I am getting confused with the input output rate of an interface, how can my input rate be less than my output rate? example below:
Load-Interval #1: 30 seconds
30 seconds input rate 11246640 bits/sec, 20009 packets/sec
30 seconds output rate 1650525584 bits/sec, 136182 packets/sec
input rate 11.25 Mbps, 20.01 Kp; output rate 1.65 Gb 136.18 Kb
Load-Interval #2: 5 minute (300 seconds)
300 seconds input rate 11894688 bits/sec, 21154 packets/sec
300 seconds output rate 1785522904 bits/sec, 147285 packets/sec
input rate 11.89 Mbps, 21.15 Kpps; output rate 1.78 Gbps, 147.29 Kpps
Joseph presents a good explanation based on the possibility that data ingress is one interface and data egress is on a different interface. I would suggest another explanation which can also be considered. Think about the possibility that a packet inbound is from a client and is a request to a data base server for information. The request was 1 packet. The response from the data base server has lots of data and it takes 10 packets to transmit it all. So at that point we have a 10 to 1 difference in the output to input rates.
Certainly my explanation does not impact your explanation. Both are valid explanations of why the input rate may be less than the output rate for an interface. Perhaps we understand some terms differently. I would think that the term asymmetric would apply more to the explanation of input on one interface and output on a different interface. My explanation is perhaps more about balance, where one input received may generate many output responses sent. But certainly both are valid explanations of the original question about whether it is legitimate to have input rate less than output rate for an interface.

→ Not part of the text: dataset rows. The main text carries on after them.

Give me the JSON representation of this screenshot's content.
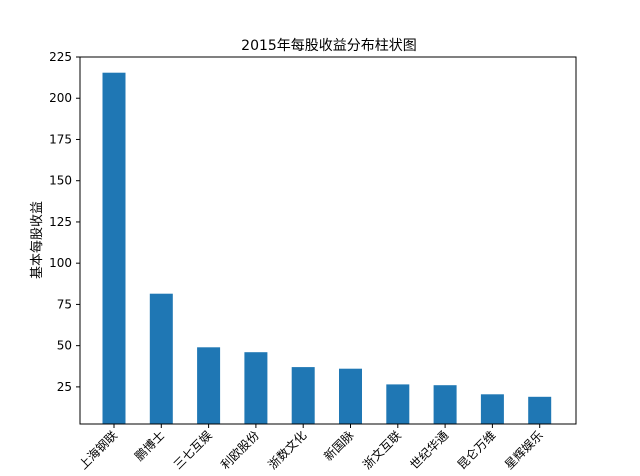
{
  "chart_data": {
    "type": "bar",
    "title": "2015年每股收益分布柱状图",
    "xlabel": "",
    "ylabel": "基本每股收益",
    "categories": [
      "上海钢联",
      "鹏博士",
      "三七互娱",
      "利欧股份",
      "浙数文化",
      "新国脉",
      "浙文互联",
      "世纪华通",
      "昆仑万维",
      "星辉娱乐"
    ],
    "values": [
      215.5,
      81.5,
      49.0,
      46.0,
      37.0,
      36.0,
      26.5,
      26.0,
      20.5,
      19.0
    ],
    "ylim": [
      2.5,
      225
    ],
    "yticks": [
      25,
      50,
      75,
      100,
      125,
      150,
      175,
      200,
      225
    ],
    "grid": false,
    "legend": "none",
    "bar_color": "#1f77b4"
  }
}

I interpreted your comment as attempting to address the possibility that some readers might think that one of our explanations could impact the other. Both are quite valid and they are independent of each other. As you and I have learned there are frequently more than one way to solve a network problem, and more than one way to explain a network behavior. And I believe that if we thought about it some more we could probably come up with another reason or two for this behavior.